There are a lot of different approaches that fit under the category of medium testing. But too much testing at this level risks making the system hard to change and duplicating effort. Therefore, a project-specific strategy is required to make medium tests most effective.

Example: Functional tests where the the app is broken down according to functional components and each component is tested for it's behavior and interaction are good candidates for Medium tests.

Large Tests

AKA: Integration Tests

Large tests focus on end-to-end functionality of the entire system in a realistic deployment. In general no test fakes are allowed in large tests. Large tests are the costliest tests to run, both in terms of time and hardware resources. As such, it is not expected that every developer can run large tests directly. However, large tests should be run against trunk as frequently as possible in an automated fashion and if possible, developers should be given appropriate tools to trigger large test runs on development branches. Large tests are highly dependent upon the installation against which they're running. Large tests are expected to be capable of testing multiple systems functioning together (i.e. Dashboard, Keystone, Glance, and Nova) under a predefined configuration.

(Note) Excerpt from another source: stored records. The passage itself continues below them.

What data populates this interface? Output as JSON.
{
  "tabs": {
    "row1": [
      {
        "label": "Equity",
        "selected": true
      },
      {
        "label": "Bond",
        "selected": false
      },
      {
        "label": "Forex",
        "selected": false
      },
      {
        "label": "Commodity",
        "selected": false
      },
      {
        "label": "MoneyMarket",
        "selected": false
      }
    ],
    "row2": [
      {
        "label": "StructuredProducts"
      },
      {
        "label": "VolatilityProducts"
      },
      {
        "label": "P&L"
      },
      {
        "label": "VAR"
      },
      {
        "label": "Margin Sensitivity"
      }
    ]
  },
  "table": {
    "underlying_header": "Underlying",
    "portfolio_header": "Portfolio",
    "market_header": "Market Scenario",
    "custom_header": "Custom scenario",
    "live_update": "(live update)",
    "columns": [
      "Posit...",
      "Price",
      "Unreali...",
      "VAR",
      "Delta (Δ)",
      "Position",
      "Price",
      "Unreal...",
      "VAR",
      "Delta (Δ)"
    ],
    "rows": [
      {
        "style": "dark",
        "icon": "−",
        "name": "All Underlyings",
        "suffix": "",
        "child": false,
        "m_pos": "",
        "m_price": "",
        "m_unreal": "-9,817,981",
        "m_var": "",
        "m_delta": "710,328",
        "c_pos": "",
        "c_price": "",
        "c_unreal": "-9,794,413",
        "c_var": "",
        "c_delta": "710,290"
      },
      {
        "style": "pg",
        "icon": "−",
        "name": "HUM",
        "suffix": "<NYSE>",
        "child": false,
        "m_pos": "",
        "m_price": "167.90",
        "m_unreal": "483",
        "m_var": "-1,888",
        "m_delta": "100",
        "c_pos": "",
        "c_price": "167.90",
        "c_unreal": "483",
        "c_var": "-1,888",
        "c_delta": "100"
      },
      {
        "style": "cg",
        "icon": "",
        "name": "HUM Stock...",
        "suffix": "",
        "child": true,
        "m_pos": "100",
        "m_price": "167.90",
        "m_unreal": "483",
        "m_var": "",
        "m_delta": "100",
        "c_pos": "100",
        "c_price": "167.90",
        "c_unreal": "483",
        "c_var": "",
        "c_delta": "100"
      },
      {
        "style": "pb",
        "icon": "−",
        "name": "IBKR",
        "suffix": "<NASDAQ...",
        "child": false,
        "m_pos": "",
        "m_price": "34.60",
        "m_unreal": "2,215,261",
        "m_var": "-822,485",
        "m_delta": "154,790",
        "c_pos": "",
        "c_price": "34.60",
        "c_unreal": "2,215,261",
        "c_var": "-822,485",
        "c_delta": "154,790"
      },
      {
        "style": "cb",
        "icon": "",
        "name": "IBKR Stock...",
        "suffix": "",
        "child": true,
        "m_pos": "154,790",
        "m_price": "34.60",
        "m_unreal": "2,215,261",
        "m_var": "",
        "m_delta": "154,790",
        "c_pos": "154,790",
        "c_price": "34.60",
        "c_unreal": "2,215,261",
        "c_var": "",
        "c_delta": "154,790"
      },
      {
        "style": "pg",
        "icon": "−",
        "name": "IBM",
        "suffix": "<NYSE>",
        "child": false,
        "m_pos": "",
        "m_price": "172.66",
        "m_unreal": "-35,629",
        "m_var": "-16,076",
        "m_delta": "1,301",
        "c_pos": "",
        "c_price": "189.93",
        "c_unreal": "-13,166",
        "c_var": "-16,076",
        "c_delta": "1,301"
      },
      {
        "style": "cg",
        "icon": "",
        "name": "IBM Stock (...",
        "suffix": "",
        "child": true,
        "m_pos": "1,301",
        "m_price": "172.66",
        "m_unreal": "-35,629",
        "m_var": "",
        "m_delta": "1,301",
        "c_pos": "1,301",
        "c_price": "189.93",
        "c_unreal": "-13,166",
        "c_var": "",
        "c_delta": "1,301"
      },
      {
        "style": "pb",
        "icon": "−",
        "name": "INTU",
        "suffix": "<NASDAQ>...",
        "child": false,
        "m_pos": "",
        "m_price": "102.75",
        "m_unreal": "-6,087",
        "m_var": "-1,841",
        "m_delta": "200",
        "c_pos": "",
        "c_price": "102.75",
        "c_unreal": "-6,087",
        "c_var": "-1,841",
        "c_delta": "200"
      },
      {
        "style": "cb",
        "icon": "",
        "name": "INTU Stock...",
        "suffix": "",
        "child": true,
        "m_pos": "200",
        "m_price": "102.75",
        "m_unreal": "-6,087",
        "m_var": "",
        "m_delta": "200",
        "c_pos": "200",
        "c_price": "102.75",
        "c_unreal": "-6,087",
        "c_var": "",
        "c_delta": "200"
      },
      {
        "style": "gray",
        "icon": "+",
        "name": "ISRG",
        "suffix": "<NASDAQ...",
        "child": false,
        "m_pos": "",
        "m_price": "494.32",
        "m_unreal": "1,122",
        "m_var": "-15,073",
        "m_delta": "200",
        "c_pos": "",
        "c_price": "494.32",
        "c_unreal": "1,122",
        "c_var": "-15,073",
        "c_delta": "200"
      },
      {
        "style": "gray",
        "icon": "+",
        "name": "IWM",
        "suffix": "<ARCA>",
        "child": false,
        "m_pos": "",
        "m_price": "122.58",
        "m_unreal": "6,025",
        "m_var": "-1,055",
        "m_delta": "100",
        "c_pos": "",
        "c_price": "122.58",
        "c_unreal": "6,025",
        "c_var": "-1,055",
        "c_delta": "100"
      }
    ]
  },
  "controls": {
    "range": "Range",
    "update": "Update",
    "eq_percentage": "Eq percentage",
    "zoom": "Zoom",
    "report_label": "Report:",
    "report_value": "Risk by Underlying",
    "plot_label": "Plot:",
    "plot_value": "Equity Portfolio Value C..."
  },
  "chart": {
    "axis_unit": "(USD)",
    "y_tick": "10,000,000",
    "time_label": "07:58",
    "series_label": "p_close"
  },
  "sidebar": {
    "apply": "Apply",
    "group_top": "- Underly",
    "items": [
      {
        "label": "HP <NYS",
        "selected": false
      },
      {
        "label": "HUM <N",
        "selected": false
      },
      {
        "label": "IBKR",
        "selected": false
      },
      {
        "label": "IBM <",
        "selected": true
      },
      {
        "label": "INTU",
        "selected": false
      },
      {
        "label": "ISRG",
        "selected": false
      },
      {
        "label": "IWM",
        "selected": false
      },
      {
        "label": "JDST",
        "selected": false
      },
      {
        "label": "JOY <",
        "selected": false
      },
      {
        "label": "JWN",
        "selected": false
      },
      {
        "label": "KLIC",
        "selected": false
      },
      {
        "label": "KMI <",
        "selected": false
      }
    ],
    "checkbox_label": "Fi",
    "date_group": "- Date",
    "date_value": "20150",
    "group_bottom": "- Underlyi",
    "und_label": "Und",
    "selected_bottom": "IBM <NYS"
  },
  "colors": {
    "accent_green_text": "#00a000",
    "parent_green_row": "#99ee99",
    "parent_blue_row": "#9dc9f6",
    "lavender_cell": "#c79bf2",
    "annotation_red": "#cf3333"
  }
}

Unlike small and medium tests, it is not required that large tests live in the same source repository as the system under test. However, all developers should have access to the large tests so that they can be added and modified along with changes to the system. Indeed all developers share the responsibility of keeping large tests up-to-date.

Example: Scenario and complete system tests where user interaction with the system under test is tested are an example of Large tests.

References

Feathers, Michael C. (2005). Working Effectively with Legacy Code. Prentice Hall. ISBN 0-13-117705-2.